我是否可以将训练集分成更小的 class 部分,这样:
1st .h5 = classes 1 ~ 20,000
2nd .h5 = classes 20,001 ~ 40,000
3rd .h5 = classes 40,001 ~ 60,000 等
然后合并到一个 h5 文件中,可以加载该文件以识别所有 30 万种不同的 classes?
根据 Ashish 的建议进行编辑:
我已经(我认为)成功地将 2 个模型合并为一个,但是合并后的模型在层数上增加了一倍...
源代码:
model1 = load_model('001.h5')
model2 = load_model('002.h5')
for layer in model1.layers:
layer._name = layer._name + "_1" # avoid duplicate layer names, which would otherwise throw an error
layer.trainable = False
for layer in model2.layers:
layer._name = layer._name + "_2"
layer.trainable = False
x1 = model1.layers[-1].output
classes = x1.shape[1]
x1 = Dense(classes, activation='relu', name='out1')(x1)

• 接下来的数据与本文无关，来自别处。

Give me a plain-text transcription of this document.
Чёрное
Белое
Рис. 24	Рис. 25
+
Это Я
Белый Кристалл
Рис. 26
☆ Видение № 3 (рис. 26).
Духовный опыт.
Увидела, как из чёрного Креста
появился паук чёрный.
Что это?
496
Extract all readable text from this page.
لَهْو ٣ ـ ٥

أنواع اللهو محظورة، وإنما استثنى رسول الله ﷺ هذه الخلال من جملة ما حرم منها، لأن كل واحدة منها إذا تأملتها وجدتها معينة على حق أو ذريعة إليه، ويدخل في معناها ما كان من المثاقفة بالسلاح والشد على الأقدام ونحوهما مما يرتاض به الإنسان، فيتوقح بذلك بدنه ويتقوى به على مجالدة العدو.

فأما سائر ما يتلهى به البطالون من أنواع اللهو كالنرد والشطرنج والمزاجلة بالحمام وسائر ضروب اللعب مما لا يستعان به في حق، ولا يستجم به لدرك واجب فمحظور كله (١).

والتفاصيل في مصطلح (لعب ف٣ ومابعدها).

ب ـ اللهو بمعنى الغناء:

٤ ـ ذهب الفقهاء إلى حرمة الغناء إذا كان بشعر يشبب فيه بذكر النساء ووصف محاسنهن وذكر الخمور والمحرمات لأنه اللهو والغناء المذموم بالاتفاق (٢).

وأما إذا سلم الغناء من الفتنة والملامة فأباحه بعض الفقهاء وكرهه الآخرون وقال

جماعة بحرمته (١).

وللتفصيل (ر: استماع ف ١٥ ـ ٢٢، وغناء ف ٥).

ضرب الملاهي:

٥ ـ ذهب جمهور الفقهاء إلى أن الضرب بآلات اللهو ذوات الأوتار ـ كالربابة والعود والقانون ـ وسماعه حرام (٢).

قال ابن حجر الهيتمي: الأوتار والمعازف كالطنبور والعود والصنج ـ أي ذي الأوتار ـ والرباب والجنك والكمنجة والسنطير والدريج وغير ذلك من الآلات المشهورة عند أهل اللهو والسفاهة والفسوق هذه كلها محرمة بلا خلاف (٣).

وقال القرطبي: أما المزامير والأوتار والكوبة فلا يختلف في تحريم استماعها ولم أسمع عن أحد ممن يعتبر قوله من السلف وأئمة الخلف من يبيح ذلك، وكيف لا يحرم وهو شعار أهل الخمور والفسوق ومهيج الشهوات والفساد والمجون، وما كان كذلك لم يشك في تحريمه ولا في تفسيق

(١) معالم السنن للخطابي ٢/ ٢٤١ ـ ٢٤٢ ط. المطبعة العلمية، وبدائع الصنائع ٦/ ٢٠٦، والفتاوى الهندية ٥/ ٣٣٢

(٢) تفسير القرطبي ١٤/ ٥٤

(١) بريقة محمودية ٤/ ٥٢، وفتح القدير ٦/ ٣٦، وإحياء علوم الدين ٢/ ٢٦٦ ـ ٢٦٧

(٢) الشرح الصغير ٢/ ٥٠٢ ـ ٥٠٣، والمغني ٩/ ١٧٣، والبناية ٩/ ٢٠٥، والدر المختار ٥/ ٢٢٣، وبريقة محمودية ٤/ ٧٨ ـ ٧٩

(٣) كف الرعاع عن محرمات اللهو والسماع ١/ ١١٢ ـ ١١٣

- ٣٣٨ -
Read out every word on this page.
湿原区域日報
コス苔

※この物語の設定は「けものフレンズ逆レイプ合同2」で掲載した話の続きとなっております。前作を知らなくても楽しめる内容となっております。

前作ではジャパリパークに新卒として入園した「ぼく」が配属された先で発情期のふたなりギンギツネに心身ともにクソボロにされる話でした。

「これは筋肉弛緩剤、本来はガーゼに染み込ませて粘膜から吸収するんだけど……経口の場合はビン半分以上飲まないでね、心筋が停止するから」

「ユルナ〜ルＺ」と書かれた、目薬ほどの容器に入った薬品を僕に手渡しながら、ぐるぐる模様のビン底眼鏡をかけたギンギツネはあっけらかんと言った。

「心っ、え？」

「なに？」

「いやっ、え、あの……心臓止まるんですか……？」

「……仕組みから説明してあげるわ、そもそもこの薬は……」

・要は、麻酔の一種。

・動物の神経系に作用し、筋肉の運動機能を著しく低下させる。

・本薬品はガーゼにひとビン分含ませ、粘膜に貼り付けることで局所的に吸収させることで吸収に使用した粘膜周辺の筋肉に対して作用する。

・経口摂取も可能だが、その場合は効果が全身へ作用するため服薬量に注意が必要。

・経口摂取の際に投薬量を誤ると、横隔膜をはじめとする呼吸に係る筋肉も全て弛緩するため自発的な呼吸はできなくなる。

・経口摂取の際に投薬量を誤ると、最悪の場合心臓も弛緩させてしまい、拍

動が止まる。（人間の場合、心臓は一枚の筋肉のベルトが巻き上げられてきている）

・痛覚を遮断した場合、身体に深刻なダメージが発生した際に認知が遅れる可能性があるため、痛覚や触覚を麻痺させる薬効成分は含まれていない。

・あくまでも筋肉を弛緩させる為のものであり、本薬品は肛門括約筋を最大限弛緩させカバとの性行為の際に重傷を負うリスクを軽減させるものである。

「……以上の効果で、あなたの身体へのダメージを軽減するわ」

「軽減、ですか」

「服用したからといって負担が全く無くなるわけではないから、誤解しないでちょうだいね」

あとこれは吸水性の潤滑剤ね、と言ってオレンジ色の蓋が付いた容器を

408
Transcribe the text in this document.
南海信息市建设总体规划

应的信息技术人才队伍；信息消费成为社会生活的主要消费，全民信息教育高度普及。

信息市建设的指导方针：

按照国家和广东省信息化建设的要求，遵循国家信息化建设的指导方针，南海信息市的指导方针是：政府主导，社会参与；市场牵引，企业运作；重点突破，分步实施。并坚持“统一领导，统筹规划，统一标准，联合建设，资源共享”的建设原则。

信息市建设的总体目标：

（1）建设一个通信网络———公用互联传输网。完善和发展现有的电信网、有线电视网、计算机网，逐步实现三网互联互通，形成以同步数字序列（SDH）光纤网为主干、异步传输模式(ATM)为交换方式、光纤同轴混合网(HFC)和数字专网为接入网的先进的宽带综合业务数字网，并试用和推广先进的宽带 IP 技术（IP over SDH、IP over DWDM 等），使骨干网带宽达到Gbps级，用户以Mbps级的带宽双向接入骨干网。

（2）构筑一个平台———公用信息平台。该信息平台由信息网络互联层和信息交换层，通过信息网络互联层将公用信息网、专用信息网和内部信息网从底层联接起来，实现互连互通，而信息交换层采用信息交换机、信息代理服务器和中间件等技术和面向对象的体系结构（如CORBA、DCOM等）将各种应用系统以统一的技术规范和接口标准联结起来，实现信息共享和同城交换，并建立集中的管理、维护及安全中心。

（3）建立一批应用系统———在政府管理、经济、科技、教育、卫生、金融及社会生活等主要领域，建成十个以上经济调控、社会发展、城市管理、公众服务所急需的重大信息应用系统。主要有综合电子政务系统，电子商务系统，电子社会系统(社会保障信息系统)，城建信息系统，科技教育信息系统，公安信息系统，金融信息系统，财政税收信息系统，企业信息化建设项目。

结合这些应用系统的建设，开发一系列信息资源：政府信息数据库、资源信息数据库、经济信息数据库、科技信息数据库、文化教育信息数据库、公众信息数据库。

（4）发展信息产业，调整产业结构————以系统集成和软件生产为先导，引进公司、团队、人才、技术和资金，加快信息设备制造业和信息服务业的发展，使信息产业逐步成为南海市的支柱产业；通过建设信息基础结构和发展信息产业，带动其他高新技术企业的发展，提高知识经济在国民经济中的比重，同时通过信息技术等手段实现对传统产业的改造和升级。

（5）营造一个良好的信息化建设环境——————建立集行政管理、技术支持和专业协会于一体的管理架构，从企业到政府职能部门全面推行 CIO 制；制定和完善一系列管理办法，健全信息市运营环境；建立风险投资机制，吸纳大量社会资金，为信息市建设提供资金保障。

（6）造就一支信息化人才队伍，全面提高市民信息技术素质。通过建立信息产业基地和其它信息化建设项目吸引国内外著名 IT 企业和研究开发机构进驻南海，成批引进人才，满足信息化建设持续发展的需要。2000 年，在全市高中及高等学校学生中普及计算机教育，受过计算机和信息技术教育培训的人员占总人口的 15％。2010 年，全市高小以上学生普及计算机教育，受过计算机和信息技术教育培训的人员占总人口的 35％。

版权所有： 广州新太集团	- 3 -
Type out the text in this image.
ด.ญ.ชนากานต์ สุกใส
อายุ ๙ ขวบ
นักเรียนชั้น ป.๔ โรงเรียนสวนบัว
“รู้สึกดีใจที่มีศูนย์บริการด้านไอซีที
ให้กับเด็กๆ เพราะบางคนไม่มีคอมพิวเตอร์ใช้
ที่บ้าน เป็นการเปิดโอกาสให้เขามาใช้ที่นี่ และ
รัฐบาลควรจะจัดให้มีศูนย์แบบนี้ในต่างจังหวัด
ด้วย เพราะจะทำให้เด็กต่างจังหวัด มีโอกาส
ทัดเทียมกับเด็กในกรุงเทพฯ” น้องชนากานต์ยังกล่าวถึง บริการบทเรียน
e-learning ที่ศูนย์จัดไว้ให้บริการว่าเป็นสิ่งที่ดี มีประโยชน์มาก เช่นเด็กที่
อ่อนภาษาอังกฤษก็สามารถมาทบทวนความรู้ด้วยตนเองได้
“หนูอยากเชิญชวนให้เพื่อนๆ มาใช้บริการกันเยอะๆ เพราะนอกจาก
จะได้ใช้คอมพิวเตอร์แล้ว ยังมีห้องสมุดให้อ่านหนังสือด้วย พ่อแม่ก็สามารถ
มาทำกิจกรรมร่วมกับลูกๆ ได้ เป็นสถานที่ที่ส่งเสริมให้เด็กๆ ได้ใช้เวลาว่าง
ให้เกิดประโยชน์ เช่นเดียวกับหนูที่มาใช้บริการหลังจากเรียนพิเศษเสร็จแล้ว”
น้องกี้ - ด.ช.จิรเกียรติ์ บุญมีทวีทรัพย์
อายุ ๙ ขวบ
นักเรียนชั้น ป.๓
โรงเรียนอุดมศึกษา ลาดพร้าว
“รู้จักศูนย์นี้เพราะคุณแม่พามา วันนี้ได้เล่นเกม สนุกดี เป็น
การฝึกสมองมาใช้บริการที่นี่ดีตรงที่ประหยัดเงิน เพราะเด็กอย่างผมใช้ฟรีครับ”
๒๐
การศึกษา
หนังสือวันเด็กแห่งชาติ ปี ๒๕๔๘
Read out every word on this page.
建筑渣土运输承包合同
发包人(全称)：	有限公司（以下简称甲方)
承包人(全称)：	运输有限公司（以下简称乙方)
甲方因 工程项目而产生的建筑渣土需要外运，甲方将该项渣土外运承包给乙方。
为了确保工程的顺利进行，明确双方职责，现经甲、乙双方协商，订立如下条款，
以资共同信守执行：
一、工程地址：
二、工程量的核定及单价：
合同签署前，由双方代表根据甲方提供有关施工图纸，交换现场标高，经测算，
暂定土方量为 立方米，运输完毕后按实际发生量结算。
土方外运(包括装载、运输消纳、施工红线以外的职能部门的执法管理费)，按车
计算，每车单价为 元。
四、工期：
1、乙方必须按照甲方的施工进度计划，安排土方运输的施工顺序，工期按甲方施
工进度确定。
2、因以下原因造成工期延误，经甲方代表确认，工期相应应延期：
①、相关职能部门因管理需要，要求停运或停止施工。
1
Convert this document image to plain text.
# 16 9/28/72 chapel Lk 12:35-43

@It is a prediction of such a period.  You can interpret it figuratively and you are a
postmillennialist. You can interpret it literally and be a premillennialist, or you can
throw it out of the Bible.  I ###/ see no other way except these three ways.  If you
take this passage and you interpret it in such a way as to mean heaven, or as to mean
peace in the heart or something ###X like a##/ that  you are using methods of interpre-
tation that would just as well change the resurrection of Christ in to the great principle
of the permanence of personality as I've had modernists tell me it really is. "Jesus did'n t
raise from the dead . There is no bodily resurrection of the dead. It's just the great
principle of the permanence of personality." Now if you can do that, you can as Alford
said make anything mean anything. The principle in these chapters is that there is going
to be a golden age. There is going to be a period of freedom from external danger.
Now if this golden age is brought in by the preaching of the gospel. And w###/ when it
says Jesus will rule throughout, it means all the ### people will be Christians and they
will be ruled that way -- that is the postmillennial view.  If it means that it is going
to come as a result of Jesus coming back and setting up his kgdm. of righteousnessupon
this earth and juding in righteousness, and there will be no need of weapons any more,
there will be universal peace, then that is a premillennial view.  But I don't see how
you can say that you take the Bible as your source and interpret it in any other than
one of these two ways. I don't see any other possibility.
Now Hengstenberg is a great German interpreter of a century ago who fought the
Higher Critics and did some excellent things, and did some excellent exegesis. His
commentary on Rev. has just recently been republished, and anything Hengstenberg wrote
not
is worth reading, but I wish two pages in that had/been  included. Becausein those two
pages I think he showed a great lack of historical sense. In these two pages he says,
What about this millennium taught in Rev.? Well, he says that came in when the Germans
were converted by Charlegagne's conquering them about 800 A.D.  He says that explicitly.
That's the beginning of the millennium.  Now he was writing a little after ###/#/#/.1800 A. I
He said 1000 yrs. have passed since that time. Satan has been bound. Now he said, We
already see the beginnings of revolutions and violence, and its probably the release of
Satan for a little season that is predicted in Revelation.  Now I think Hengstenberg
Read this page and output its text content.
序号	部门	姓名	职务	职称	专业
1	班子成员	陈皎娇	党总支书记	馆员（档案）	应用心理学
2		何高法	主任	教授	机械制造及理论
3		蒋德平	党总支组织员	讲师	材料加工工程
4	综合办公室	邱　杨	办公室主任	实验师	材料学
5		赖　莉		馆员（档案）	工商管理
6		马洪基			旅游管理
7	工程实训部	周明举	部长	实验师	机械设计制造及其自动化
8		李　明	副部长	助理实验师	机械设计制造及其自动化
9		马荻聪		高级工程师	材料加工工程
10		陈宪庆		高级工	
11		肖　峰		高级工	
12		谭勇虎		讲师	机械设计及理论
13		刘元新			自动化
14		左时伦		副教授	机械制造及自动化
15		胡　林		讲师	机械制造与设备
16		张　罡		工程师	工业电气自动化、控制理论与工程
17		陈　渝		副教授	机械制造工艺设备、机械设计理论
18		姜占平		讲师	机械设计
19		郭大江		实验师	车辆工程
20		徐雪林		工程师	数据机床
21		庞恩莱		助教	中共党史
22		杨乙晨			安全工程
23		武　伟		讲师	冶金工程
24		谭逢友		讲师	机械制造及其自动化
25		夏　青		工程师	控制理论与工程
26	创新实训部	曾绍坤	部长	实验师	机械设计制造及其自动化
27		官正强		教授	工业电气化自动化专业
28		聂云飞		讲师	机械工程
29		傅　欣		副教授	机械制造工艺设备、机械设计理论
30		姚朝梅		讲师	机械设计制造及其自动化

x2 = model2.layers[-1].output
x2 = Dense(x2.shape[1], activation='relu', name='out2')(x2)
classes += x2.shape[1]
x = concatenate([x1, x2])
output_layer = Dense(classes, activation='softmax', name='combined_layer')(x)
new_model = Model(inputs=[model1.inputs, model2.inputs], outputs=output_layer)
new_model.summary()
new_model.save('new_model.h5', overwrite=True)
生成的模型如下所示:
Model: "model"
_________________________________________________________________________
Layer (type) Output Shape Param # Connected to
=========================================================================
input_1_1 (InputLayer) [(None, 224, 224, 3) 0
_________________________________________________________________________
input_1_2 (InputLayer) [(None, 224, 224, 3) 0
_________________________________________________________________________
conv1_pad_1 (ZeroPadding2D) (None, 230, 230, 3) 0 input_1_1[0][0]
_________________________________________________________________________
conv1_pad_2 (ZeroPadding2D) (None, 230, 230, 3) 0 input_1_2[0][0]
_________________________________________________________________________
conv1_conv_1 (Conv2D) (None, 112, 112, 64) 9472 conv1_pad_1[0][0]
_________________________________________________________________________
conv1_conv_2 (Conv2D) (None, 112, 112, 64) 9472 conv1_pad_2[0][0]
...
...
conv5_block3_out_1 (Activation) (None, 7, 7, 2048) 0 conv5_block3_add_1[0][0]
_________________________________________________________________________
conv5_block3_out_2 (Activation) (None, 7, 7, 2048) 0 conv5_block3_add_2[0][0]
_________________________________________________________________________
avg_pool_1 (GlobalAveragePoolin (None, 2048) 0 conv5_block3_out_1[0][0]
_________________________________________________________________________
avg_pool_2 (GlobalAveragePoolin (None, 2048) 0 conv5_block3_out_2[0][0]
_________________________________________________________________________
probs_1 (Dense) (None, 953) 1952697 avg_pool_1[0][0]
_________________________________________________________________________
probs_2 (Dense) (None, 3891) 7972659 avg_pool_2[0][0]
_________________________________________________________________________
out1 (Dense) (None, 953) 909162 probs_1[0][0]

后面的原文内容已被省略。